Chelsea Koetter lost her home over a $3,863 tax debt. Manistee County later sold it and kept the $102,000 profit because she filed her claim just eight days too late.
New Jersey
In New Jersey, the burden falls on homeowners to protect their equity before they even know how much is at stake. To claim any surplus from a tax foreclosure, property owners must proactively request a judicial sale or internet auction after a lien holder initiates foreclosure but before the court issues a final judgment.
That window is narrow, and the process requires filing formal documents with the court. Miss it, and the homeowner forfeits any right to the surplus proceeds, no matter how much profit the sale generates.
Alabama
In Alabama, homeowners must formally request that their property be sold before the redemption period ends, often without clear notice that this step is required. If they don’t, the property can be forfeited to the state or a private lien holder, who might keep it or sell it and retain the full proceeds.
This means that, in addition to navigating Alabama’s already complicated tax foreclosure and redemption process, homeowners must take extra legal action (often without guidance) just to have a chance at recovering any of their equity.
Arizona
In 2024, the state enacted a law intended to prevent equity theft. Although the system appears to protect homeowners in theory, it places the burden entirely on them. To preserve their rights, property owners must request a sale during the foreclosure process. The court then decides whether a sale is likely to yield more than $2,500 in surplus value beyond taxes and fees.
If the owner fails to make this request or the court determines the equity threshold won’t be met, the property can be transferred without a sale, and any remaining equity may be lost to the government or private investors.
Illinois
In a sixth state, Illinois, equity theft is still practiced in plain sight without the cover of burdensome processes. Counties sell tax liens on homes with unpaid property taxes to private investors. Once a lien is sold to an investor, the homeowner has 2.5 years to pay what they owe and reclaim their property. If they don’t, the investor can take full ownership and keep any profit from selling the home later.
Who’s being harmed
The people most at risk of losing their equity aren’t speculators or negligent landlords—they’re often elderly, disabled, or low-income homeowners who’ve fallen behind on their taxes for reasons as simple as a medical bill, a job loss, or a missed notice in the mail.
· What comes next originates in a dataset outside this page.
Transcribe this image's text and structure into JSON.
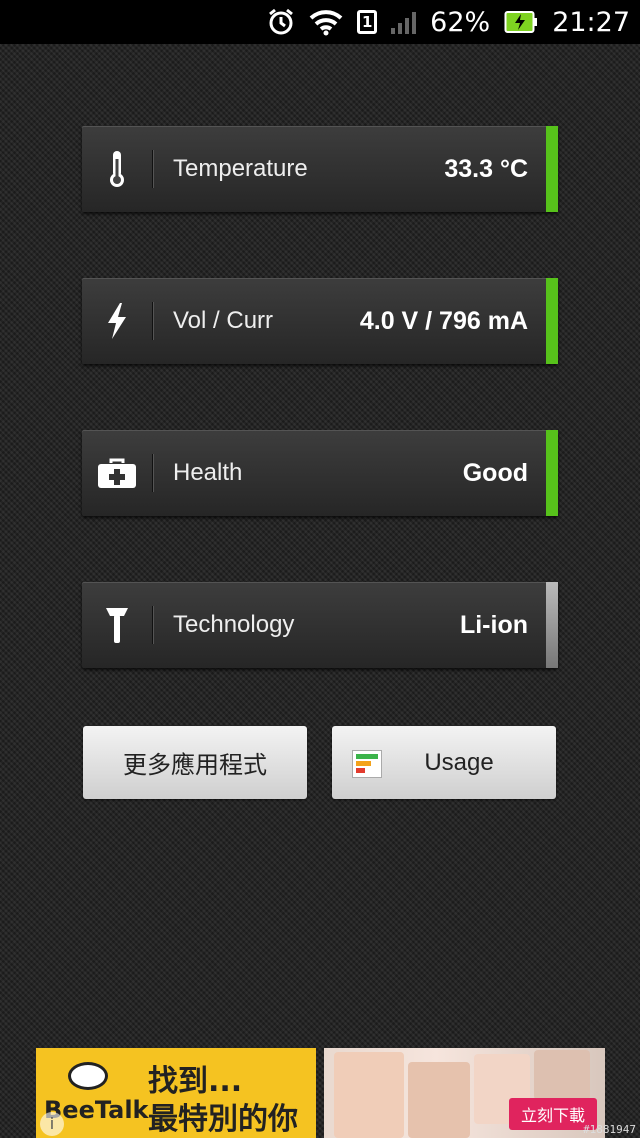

Once a tax debt starts growing with penalties, fees, and interest added on, it can quickly snowball into something unmanageable. Homeowners struggling to catch up often have no idea they’re also on the clock to file the right form, make a formal request, or appear in court before a sale happens—all just to claim money that rightfully belongs to them.
Sikorsky is one of the few homeowners getting the chance to challenge that system in court. After the city foreclosed on his home and kept the profit from the sale, Sikorsky filed a lawsuit under the Fifth Amendment’s Takings Clause. Although a lower court initially dismissed his claim, the 2nd Circuit Court of Appeals reversed that decision in 2025, ruling that he had successfully stated a claim and allowing the case to move forward.
His case could now become a pivotal test of whether post-Tyler protections have teeth—or, as critics argue, states are simply reshaping the same old practices in legally compliant terms.
As more homeowners push back, pressure is growing for states to fix the systems that continue to cost families not just their homes but also their life savings.